Começo a fazer outro charro quando Giuliani chega. Senta-se em cima da cama em frente a mim que estou na sala, sentado na poltrona de executivo que encontraram no lixo. A Bidente e o Rui estão ao meu lado sentados em bancos. A Bidente repara na cor das meias quando ele passa e ri-se para mim.
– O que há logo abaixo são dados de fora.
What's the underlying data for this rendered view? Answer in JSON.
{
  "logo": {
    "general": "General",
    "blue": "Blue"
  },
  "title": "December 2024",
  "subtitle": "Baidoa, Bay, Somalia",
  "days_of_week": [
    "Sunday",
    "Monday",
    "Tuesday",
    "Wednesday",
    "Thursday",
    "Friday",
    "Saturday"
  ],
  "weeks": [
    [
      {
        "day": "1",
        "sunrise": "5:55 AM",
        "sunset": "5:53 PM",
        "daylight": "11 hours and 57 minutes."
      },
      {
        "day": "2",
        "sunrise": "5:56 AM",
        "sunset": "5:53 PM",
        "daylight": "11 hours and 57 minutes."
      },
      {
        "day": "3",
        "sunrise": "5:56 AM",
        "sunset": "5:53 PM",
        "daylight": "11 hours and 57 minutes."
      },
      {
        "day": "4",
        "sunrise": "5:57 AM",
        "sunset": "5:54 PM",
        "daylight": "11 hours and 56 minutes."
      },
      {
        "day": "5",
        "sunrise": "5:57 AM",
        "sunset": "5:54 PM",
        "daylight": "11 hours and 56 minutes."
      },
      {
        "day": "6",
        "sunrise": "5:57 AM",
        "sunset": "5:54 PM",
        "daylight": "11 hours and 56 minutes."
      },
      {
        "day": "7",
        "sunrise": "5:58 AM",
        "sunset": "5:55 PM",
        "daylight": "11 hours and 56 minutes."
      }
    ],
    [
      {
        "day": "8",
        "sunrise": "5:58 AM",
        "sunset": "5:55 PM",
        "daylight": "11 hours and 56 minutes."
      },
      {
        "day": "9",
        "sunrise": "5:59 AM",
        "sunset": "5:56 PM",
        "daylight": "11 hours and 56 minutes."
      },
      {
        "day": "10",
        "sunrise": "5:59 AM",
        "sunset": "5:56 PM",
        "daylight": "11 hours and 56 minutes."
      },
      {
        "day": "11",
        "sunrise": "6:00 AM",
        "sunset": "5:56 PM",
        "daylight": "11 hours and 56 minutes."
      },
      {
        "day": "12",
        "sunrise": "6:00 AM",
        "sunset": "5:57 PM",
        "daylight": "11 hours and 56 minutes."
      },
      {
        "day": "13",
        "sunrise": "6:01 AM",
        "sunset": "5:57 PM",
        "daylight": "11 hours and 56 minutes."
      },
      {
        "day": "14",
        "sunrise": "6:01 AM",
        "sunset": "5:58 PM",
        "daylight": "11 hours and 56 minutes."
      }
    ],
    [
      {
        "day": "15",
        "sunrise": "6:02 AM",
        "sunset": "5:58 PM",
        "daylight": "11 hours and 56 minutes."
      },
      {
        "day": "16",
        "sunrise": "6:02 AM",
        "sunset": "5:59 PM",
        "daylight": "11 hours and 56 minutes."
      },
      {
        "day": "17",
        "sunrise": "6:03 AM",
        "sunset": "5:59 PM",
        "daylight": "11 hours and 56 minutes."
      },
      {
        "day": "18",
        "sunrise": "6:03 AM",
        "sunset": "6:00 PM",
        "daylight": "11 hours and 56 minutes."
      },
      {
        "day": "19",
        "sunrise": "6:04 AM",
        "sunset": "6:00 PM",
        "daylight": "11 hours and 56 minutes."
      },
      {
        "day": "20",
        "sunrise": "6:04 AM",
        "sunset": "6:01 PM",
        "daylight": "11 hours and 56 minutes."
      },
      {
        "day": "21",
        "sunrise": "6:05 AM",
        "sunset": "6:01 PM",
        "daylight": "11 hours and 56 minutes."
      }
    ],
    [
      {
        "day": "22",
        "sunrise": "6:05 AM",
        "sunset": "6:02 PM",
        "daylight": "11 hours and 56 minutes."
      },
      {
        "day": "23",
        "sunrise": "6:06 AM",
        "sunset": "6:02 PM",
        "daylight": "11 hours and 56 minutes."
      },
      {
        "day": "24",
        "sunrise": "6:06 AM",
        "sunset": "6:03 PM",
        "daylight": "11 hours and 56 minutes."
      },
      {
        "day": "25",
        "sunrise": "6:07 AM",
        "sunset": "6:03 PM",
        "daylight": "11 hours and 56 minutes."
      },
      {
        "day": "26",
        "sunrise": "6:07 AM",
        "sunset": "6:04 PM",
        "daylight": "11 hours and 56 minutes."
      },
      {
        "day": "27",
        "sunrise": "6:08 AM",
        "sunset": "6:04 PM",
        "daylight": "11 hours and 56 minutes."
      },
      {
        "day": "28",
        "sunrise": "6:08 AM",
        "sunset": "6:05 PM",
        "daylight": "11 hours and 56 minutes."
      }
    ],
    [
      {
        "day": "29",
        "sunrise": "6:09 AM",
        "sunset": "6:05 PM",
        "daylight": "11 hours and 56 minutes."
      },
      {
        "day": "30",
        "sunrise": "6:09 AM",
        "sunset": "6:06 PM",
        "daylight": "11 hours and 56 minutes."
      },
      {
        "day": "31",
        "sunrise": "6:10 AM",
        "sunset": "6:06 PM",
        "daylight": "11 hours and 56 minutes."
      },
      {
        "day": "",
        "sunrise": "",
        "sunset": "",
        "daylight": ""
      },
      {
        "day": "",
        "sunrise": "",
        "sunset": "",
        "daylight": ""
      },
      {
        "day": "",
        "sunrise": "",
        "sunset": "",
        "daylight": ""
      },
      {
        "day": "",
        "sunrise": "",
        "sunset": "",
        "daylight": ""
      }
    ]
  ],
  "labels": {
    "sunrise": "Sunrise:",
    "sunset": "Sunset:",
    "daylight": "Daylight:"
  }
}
O Giuliani tira os sapatos e mostra o saco com os novos sapatos que um amigo do café acaba de lhe oferecer, estende-se ao comprido, puxa de mais um cigarro, mete-o na boca, procura o isqueiro.
-- Onde está o isqueiro, alguém viu o meu isqueiro vermelho?
-- Este é meu, diz o Rui.
Giuliani leva a mão ao bolso e, surpreso, olha para mim. Eu olho para a mão dele e vejo que ele tem a meia branca, aquela que faltava, na mão. Desato a rir:
-- Ahahahah olhem, o Giuliani andava à procura do isqueiro, meteu a mão no bolso e encontrou a meia ahahah o Giuliani é o maior.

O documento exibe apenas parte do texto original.